Les deux éducatrices s'assurèrent au départ que les bébés étaient tous bien installés dans leur petit hamac en lianes tressées. Elles replaçaient leur petite queue écaillée quand celle-ci se coinçait dans les entrelacs des mailles du hamac ou posaient leur main sur leur petit corps chaud pour les rassurer ou les consoler. Néria aimait ce contact charnel qui leur était interdit entre adultes. Sentir contre sa peau la chaleur d'un petit être et se sentir tellement responsable de son bien-être lui procurait le sentiment d'être importante pour quelqu'un. Dans ces instants rares, la jeune éducatrice ne regrettait pas son affectation. Elle ressentait tellement d'attachement pour ces petits êtres fragiles, innocents et confiants. Elle adorait leur odeur, leur peau douce et leur petite queue bleutée si craquante.

Elle s'approcha d'une couchette où s'agitait une petite sirène appelée Célis. Celle-ci avait été confiée aux éducatrices il y a un an et quatre mois précisément. Néria se souvenait bien de son arrivée. La petite hurlait à pleins poumons et son visage devenait de plus en plus violet. Personne n'avait réussi à calmer ses pleurs. La jeune éducatrice l'avait bercée en lui chantonnant une berceuse apaisante, l'avait entourée dans une couverture remplie de mousse chaude. Et Célis s'était calmée dans ses bras, acceptant enfin le biberon de lait.

Depuis, elle avait une grande affection pour cet enfant, qui quitterait bientôt le dortoir des bébés pour celui des jeunes enfants.

Célis sourit en voyant le visage de Néria et lui tendit les bras en poussant des petits gazouillis de joie. La néréide ne résista pas ; elle la sortit de sa couche pour la serrer contre elle en lui chantonnant sa mélodie préférée.
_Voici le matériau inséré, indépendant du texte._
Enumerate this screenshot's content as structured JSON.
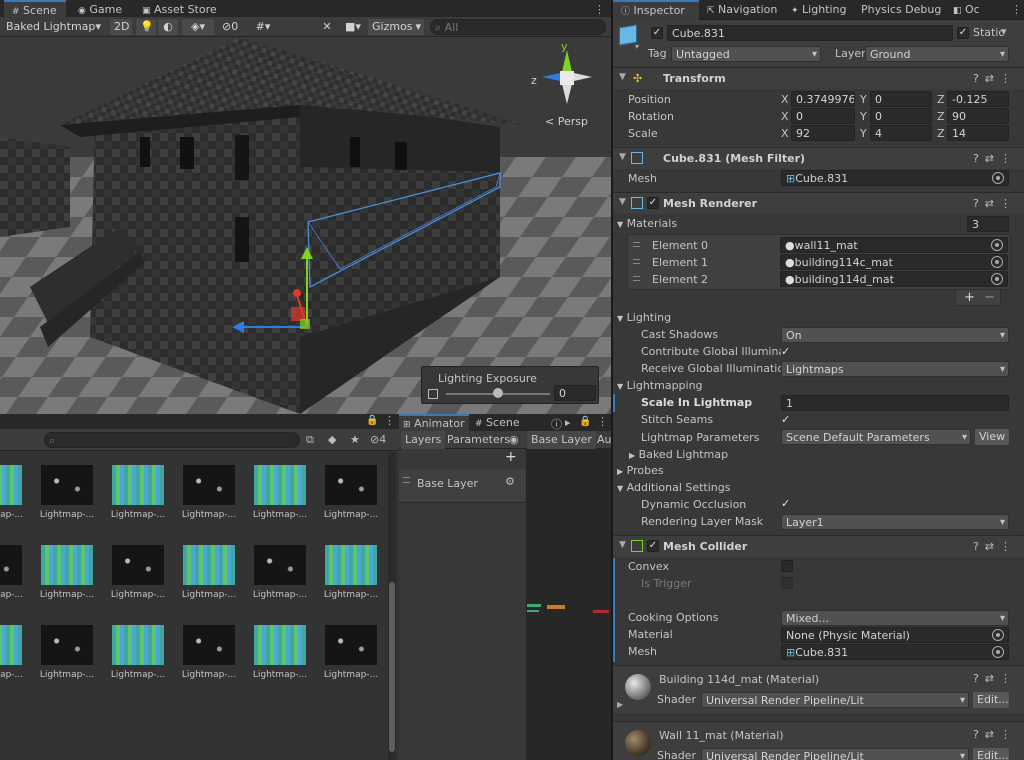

Son petit corps frêle, ses bras dressés vers elle en attente d'un câlin, son sourire si attendrissant la faisait décidément toujours craquer ! L'émotion tendre, qu'elle ressentait à cet instant, rappela à Néria sa propre enfance et le beau visage de son éducatrice préférée, sa chère Thétis.

Thétis l'avait vu grandir ; c'était une jeune sirène très grande et très mince avec des cheveux blonds toujours noués en une tresse parfaite. Une unique et fine mèche noire teintait sa chevelure claire et en faisait sa particularité. Son visage inspirait tout de suite la confiance, sans doute grâce à son sourire qui attirait irrémédiablement les petits. C'était d'ailleurs toujours vers elle que se dirigeaient les enfants, car elle était douce et bienveillante avec tous.

C'était un modèle pour Néria, qui désirait lui ressembler. Thétis lui avait prodigué tellement d'amour et de tendresse ! Jamais Néria ne se sentirait à sa hauteur comme éducatrice. Autrefois, sa jeune tutrice désobéissait souvent aux ordres en s'autorisant à apporter des petites caresses tendres, des câlins rassurants même aux plus âgés des enfants. Ainsi, Néria avait connu la chaleur de bras réconfortants autour d'elle, l'amour sincère, la douceur d'une voix apaisante et affectueuse, l'odeur et le contact d'une peau collée à la sienne. Cette relation maternelle qui manquait tant à la jeune néréide actuellement.

Néria avait été privilégiée dans ses rapports avec Thétis. Elle avait aussi partagé un de ses secrets. Thétis avait aimé un défenseur. La petite sirène, qu'elle était alors, avait servi de couverture à leurs rencontres de nombreuses fois. Elle se souvenait des jours où Amédé, faisant sa ronde avec son compagnon Pados, passait et repassait dans leur section, prétextant des anguilles coincées dans la filtration ou une vérification des tuyaux à effectuer. Néria jouait alors dans le bassin. Pados, l'ami fidèle du tendre Amédé, lui aussi dans la confidence, acceptait patiemment de renvoyer le ballon qu'elle lui lançait.

Néria admirait le grand défenseur qui daignait s'occuper d'elle et en était secrètement amoureuse. Pendant ce temps-là, sa tutrice et son soupirant profitaient de quelques minutes d'isolement. Lorsque Néria eut 15 ans, Thétis eut beaucoup moins souvent la visite d'Amédé et paraissait fort préoccupée. Un jour, Néria lui demanda pourquoi et reçut en réponse un long soupir puis une petite phrase énigmatique pour elle à l'époque :

— Rien n'est simple et facile dans notre communauté !

Un autre jour, Néria vit des larmes couler sur les joues de Thétis et supposa qu'elle ne verrait plus Amédé, ce qui se révéla exact. Puis, quelques mois plus tard, Thétis disparut brutalement.